[dropcap]M[/dropcap]ohamed Dionne, un ex-fonctionnaire international réputé proche du président Macky Sall, a été nommé dimanche Premier ministre du Sénégal en remplacement de Mme Aminata Touré, limogée après dix mois à la tête du gouvernement et une défaite à Dakar à des élections locales.
Agé de 54 ans, – son nom complet à l’état civil – est un ancien fonctionnaire à l’Organisation des Nations unies pour le développement industriel (Onudi).
Il était depuis mars ministre conseiller à la présidence chargé du suivi de l’exécution d’un plan de développement économique et social, visant à faire du pays une économie émergente à l’horizon 2035, dit «Plan Sénégal émergent (PSE)». En février à Paris, Dakar a obtenu des engagements financiers internationaux de 5,6 milliards d’euros pour la mise en oeuvre du PSE.

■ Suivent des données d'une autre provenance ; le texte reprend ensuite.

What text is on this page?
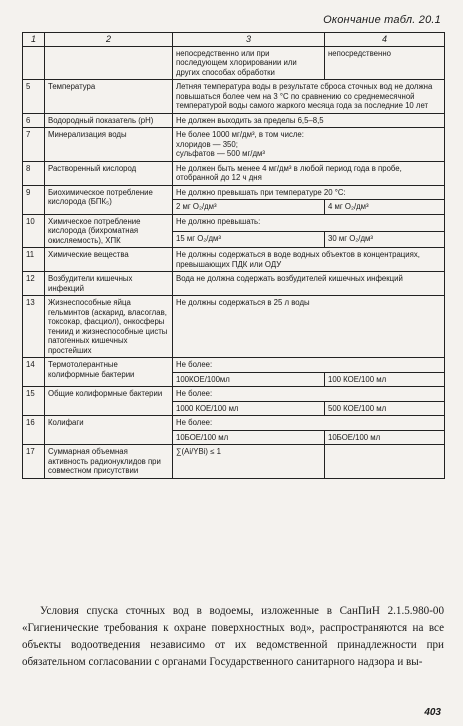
Окончание табл. 20.1
1	2	3	4
		непосредственно или при последующем хлорировании или других способах обработки	непосредственно
5	Температура	Летняя температура воды в результате сброса сточных вод не должна повышаться более чем на 3 °С по сравнению со среднемесячной температурой воды самого жаркого месяца года за последние 10 лет	
6	Водородный показатель (рН)	Не должен выходить за пределы 6,5–8,5	
7	Минерализация воды	Не более 1000 мг/дм³, в том числе:
хлоридов — 350;
сульфатов — 500 мг/дм³	

8	Растворенный кислород	Не должен быть менее 4 мг/дм³ в любой период года в пробе, отобранной до 12 ч дня	
9	Биохимическое потребление кислорода (БПК₅)	Не должно превышать при температуре 20 °С:	
		2 мг О₂/дм³	4 мг О₂/дм³
10	Химическое потребление кислорода (бихроматная окисляемость), ХПК	Не должно превышать:	
		15 мг О₂/дм³	30 мг О₂/дм³
11	Химические вещества	Не должны содержаться в воде водных объектов в концентрациях, превышающих ПДК или ОДУ	
12	Возбудители кишечных инфекций	Вода не должна содержать возбудителей кишечных инфекций	
13	Жизнеспособные яйца гельминтов (аскарид, власоглав, токсокар, фасциол), онкосферы тениид и жизнеспособные цисты патогенных кишечных простейших	Не должны содержаться в 25 л воды	
14	Термотолерантные колиформные бактерии	Не более:	
		100КОЕ/100мл	100 КОЕ/100 мл
15	Общие колиформные бактерии	Не более:	
		1000 КОЕ/100 мл	500 КОЕ/100 мл
16	Колифаги	Не более:	
		10БОЕ/100 мл	10БОЕ/100 мл
17	Суммарная объемная активность радионуклидов при совместном присутствии	∑(Ai/YBi) ≤ 1	

Условия спуска сточных вод в водоемы, изложенные в СанПиН 2.1.5.980-00 «Гигиенические требования к охране поверхностных вод», распространяются на все объекты водоотведения независимо от их ведомственной принадлежности при обязательном согласовании с органами Государственного санитарного надзора и вы-

403
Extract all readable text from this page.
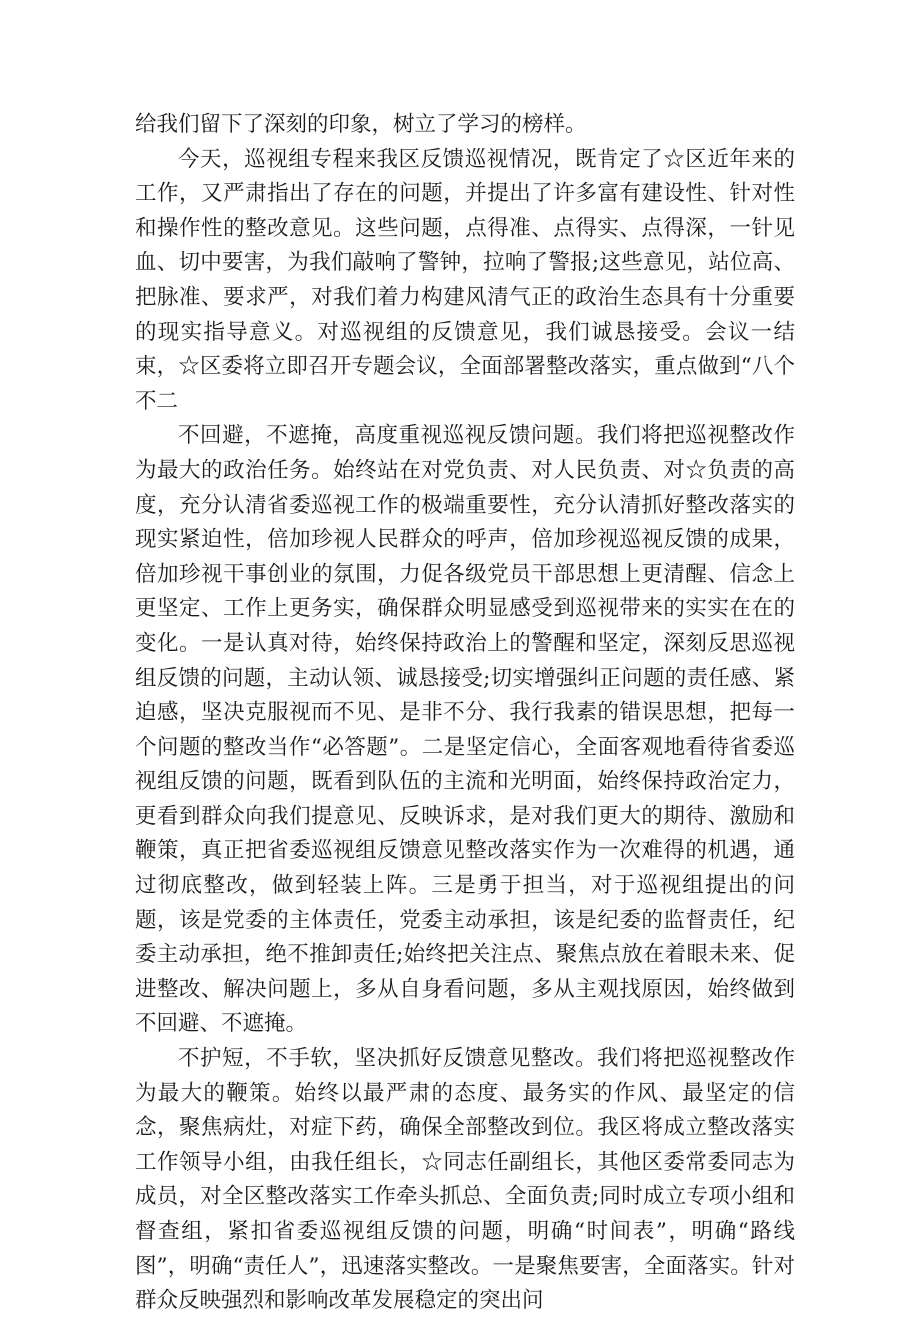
给我们留下了深刻的印象，树立了学习的榜样。

今天，巡视组专程来我区反馈巡视情况，既肯定了☆区近年来的工作，又严肃指出了存在的问题，并提出了许多富有建设性、针对性和操作性的整改意见。这些问题，点得准、点得实、点得深，一针见血、切中要害，为我们敲响了警钟，拉响了警报;这些意见，站位高、把脉准、要求严，对我们着力构建风清气正的政治生态具有十分重要的现实指导意义。对巡视组的反馈意见，我们诚恳接受。会议一结束，☆区委将立即召开专题会议，全面部署整改落实，重点做到“八个不二

不回避，不遮掩，高度重视巡视反馈问题。我们将把巡视整改作为最大的政治任务。始终站在对党负责、对人民负责、对☆负责的高度，充分认清省委巡视工作的极端重要性，充分认清抓好整改落实的现实紧迫性，倍加珍视人民群众的呼声，倍加珍视巡视反馈的成果，倍加珍视干事创业的氛围，力促各级党员干部思想上更清醒、信念上更坚定、工作上更务实，确保群众明显感受到巡视带来的实实在在的变化。一是认真对待，始终保持政治上的警醒和坚定，深刻反思巡视组反馈的问题，主动认领、诚恳接受;切实增强纠正问题的责任感、紧迫感，坚决克服视而不见、是非不分、我行我素的错误思想，把每一个问题的整改当作“必答题”。二是坚定信心，全面客观地看待省委巡视组反馈的问题，既看到队伍的主流和光明面，始终保持政治定力，更看到群众向我们提意见、反映诉求，是对我们更大的期待、激励和鞭策，真正把省委巡视组反馈意见整改落实作为一次难得的机遇，通过彻底整改，做到轻装上阵。三是勇于担当，对于巡视组提出的问题，该是党委的主体责任，党委主动承担，该是纪委的监督责任，纪委主动承担，绝不推卸责任;始终把关注点、聚焦点放在着眼未来、促进整改、解决问题上，多从自身看问题，多从主观找原因，始终做到不回避、不遮掩。

不护短，不手软，坚决抓好反馈意见整改。我们将把巡视整改作为最大的鞭策。始终以最严肃的态度、最务实的作风、最坚定的信念，聚焦病灶，对症下药，确保全部整改到位。我区将成立整改落实工作领导小组，由我任组长，☆同志任副组长，其他区委常委同志为成员，对全区整改落实工作牵头抓总、全面负责;同时成立专项小组和督查组，紧扣省委巡视组反馈的问题，明确“时间表”，明确“路线图”，明确“责任人”，迅速落实整改。一是聚焦要害，全面落实。针对群众反映强烈和影响改革发展稳定的突出问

«Le chef de l’Etat m’a donné (…) une feuille de route qui peut se décliner en deux mots: au travail», a déclaré M. Dionne à la presse à sa sortie d’audience avec le chef de l’Etat.
«Au travail pour que sa vision d’un Sénégal émergent dans la solidarité et l’Etat de droit soit une réalité», pour «le développement d’un secteur aussi important que l’agriculture», «pour que la paix règne dans ce pays, dans la sécurité et l’Etat de droit», entre autres chantiers, a-t-il ajouté.
Selon la presse locale, Mohamed Dionne est né le 22 septembre 1959 à Gossas (environ 200 km au sud-est de Dakar), dans la région de Fatick.
Ingénieur spécialisé en économie appliquée, il a notamment travaillé dans une banque ouest-africaine et à l’ambassade du Sénégal en France. Avant sa nomination en mars comme ministre auprès du président, il était fonctionnaire à l’Onudi.
Il est réputé travailleur, discret et proche du président Macky Sall dont il a été directeur de cabinet lorsqu’il était Premier ministre puis président de l’Assemblée nationale de 2004 à 2008 durant le régime d’Abdoulaye Wade.
M. Wade, qui a dirigé le Sénégal douze ans (2000-2012), a été battu par Macky Sall à la présidentielle en mars 2012.
– Ni vainqueur, ni perdant –
Mohamed Dionne est le troisième Premier ministre du régime de Macky Sall après Abdoul Mbaye, ex-banquier qui a été chef du gouvernement 17 mois, et Mme Aminata Touré, ex-ministre de la Justice, qui a occupé ce poste dix mois.
Mme Touré est une responsable de l’Alliance pour la République (APR), le parti du chef de l’Etat créé fin 2008. Elle a été limogée le 4 juillet, moins d’une semaine après les élections municipales et départementales du 29 juin.
A Grand-Yoff, commune de la capitale sénégalaise, la liste dirigée par Mme Touré a été devancée par une coalition dissidente emmenée par le maire sortant de Dakar Khalifa Sall.
Les résultats complets officiels des élections locales n’étaient pas connus jusqu’à dimanche soir. D’après des chiffres rapportés par de nombreux médias locaux, l’APR a perdu de grandes villes comme Dakar et plusieurs ministres ont été battus dans leurs circonscriptions.
Toutefois, la coalition au pouvoir, appelée «Benno Bokk Yaakaar» (BBY, «Ensemble pour le même espoir» en langue wolof), dont les responsables ont peiné à s’entendre sur des listes communes dans de nombreuses localités, aurait gagné dans plus de 70% des circonscriptions électorales du pays. Ce qui en fait une victoire en demi-teinte pour la majorité présidentielle.
Avec le scrutin du 29 juin, l’APR espérait renforcer ses bases.
L’ex-président Abdoulaye Wade, rentré fin avril au Sénégal après près de deux ans passés en France, a sillonné le pays pour soutenir sa formation, le Parti démocratique sénégalais (PDS), qui contrôlait une majorité de collectivités locales après les locales de 2009. Mais son renfort n’a pas permis au PDS de distancer ses adversaires.
«Personne n’a gagné, personne n’a vraiment perdu» à l’issue de ces locales, a résumé Abdoulaye Bamba Diallo, éditorialiste et politologue sénégalais pour qui les élus «viennent de tous les camps et de tous les bords. Tous les camps politiques devraient être satisfaits de n’avoir pas subi une bérézina électorale».
Depuis l’arrivée au pouvoir de Macky Sall, les autorités ont pris des mesures censées atténuer les difficultés des ménages, mais de nombreux Sénégalais estiment que peu de choses ont changé dans leur vie quotidienne.